The DPE then "directed" the applicant to perform a normal takeoff and try a "required" 180-degree autorotation to a power recovery. The flight departed and the CFI applicant entered the autorotation. During the left turn the low main rotor horn came on at approximately 97 percent, and the CFI applicant continued the descending turn until he was between 100-200 feet above ground level, at 40 knots airspeed, and a nose down attitude. When the flight was about 1/2 way into the 180-degree turn he felt the aircraft descending rapidly and he stated, "the rpm is too low" as he observed it descending through 80 percent. He heard a response from the CFI applicant and he took the controls when he observed the main rotor rpm "...decreasing through 80%...." He grabbed the controls and felt the applicant pulling up even further on the collective. He (DPE) simultaneously pushed the collective full down, rolled on full throttle and applied left cyclic control input. He was only able to turn the helicopter 40 degrees and the helicopter contacted the runway near the centerline at about a 40-degree angle while in a level attitude. He estimated the helicopter skidded approximately 125 feet before coming to rest upright. They both exited the helicopter and he asked the CFI applicant if he remembered whether or not the engine was running when he opened full throttle since he did not get the expected response from the engine when he opened full throttle. The CFI applicant responded, "I don't remember what should I say." He advised the CFI applicant to stick to your story about not remembering. He indicated on the report that there was no mechanical failure or malfunction.

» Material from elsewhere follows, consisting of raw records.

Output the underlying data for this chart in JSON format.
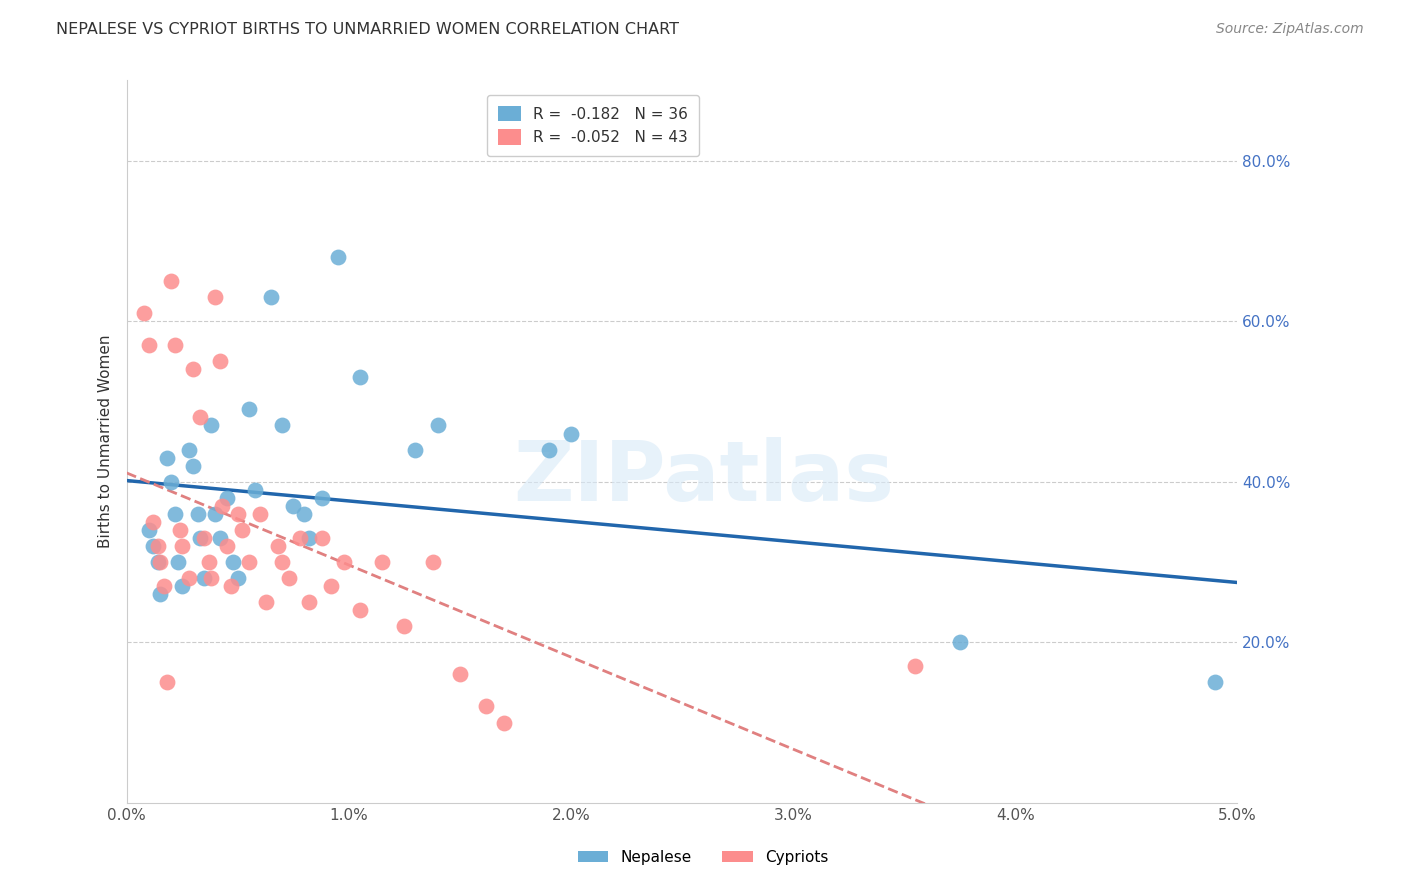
{
  "title": "NEPALESE VS CYPRIOT BIRTHS TO UNMARRIED WOMEN CORRELATION CHART",
  "source": "Source: ZipAtlas.com",
  "ylabel": "Births to Unmarried Women",
  "xlabel_ticks": [
    "0.0%",
    "1.0%",
    "2.0%",
    "3.0%",
    "4.0%",
    "5.0%"
  ],
  "xlabel_vals": [
    0.0,
    1.0,
    2.0,
    3.0,
    4.0,
    5.0
  ],
  "ylabel_ticks": [
    "20.0%",
    "40.0%",
    "60.0%",
    "80.0%"
  ],
  "ylabel_vals": [
    0.2,
    0.4,
    0.6,
    0.8
  ],
  "xlim": [
    0.0,
    5.0
  ],
  "ylim": [
    0.0,
    0.9
  ],
  "nepalese_R": -0.182,
  "nepalese_N": 36,
  "cypriot_R": -0.052,
  "cypriot_N": 43,
  "nepalese_color": "#6baed6",
  "cypriot_color": "#fc8d8d",
  "trendline_nepalese_color": "#2166ac",
  "trendline_cypriot_color": "#e08080",
  "nepalese_x": [
    0.1,
    0.12,
    0.14,
    0.15,
    0.18,
    0.2,
    0.22,
    0.23,
    0.25,
    0.28,
    0.3,
    0.32,
    0.33,
    0.35,
    0.38,
    0.4,
    0.42,
    0.45,
    0.48,
    0.5,
    0.55,
    0.58,
    0.65,
    0.7,
    0.75,
    0.8,
    0.82,
    0.88,
    0.95,
    1.05,
    1.3,
    1.4,
    1.9,
    2.0,
    3.75,
    4.9
  ],
  "nepalese_y": [
    0.34,
    0.32,
    0.3,
    0.26,
    0.43,
    0.4,
    0.36,
    0.3,
    0.27,
    0.44,
    0.42,
    0.36,
    0.33,
    0.28,
    0.47,
    0.36,
    0.33,
    0.38,
    0.3,
    0.28,
    0.49,
    0.39,
    0.63,
    0.47,
    0.37,
    0.36,
    0.33,
    0.38,
    0.68,
    0.53,
    0.44,
    0.47,
    0.44,
    0.46,
    0.2,
    0.15
  ],
  "cypriot_x": [
    0.08,
    0.1,
    0.12,
    0.14,
    0.15,
    0.17,
    0.18,
    0.2,
    0.22,
    0.24,
    0.25,
    0.28,
    0.3,
    0.33,
    0.35,
    0.37,
    0.38,
    0.4,
    0.42,
    0.43,
    0.45,
    0.47,
    0.5,
    0.52,
    0.55,
    0.6,
    0.63,
    0.68,
    0.7,
    0.73,
    0.78,
    0.82,
    0.88,
    0.92,
    0.98,
    1.05,
    1.15,
    1.25,
    1.38,
    1.5,
    1.62,
    1.7,
    3.55
  ],
  "cypriot_y": [
    0.61,
    0.57,
    0.35,
    0.32,
    0.3,
    0.27,
    0.15,
    0.65,
    0.57,
    0.34,
    0.32,
    0.28,
    0.54,
    0.48,
    0.33,
    0.3,
    0.28,
    0.63,
    0.55,
    0.37,
    0.32,
    0.27,
    0.36,
    0.34,
    0.3,
    0.36,
    0.25,
    0.32,
    0.3,
    0.28,
    0.33,
    0.25,
    0.33,
    0.27,
    0.3,
    0.24,
    0.3,
    0.22,
    0.3,
    0.16,
    0.12,
    0.1,
    0.17
  ]
}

Review of a document provided by Robinson Helicopter Company pertaining to a flight evaluation by the CFI applicant 6 days before the accident revealed the instructor indicated the CFI applicant was average in all areas, which included 180-degree autorotations.

Review of the procedures for practice autorotation with a power recovery revealed, "Keep RPM in green arc and airspeed 60-70 KIAS."

NTSB Probable Cause

The failure of the pilot to maintain the proper airspeed during the practice 180-degree autorotational landing and his failure to maintain main rotor rpm resulting in a hard landing. A contributing factor in the accident was the delay by the designated pilot examiner to take the controls from the pilot after recognizing that the airspeed and main rotor rpm were low.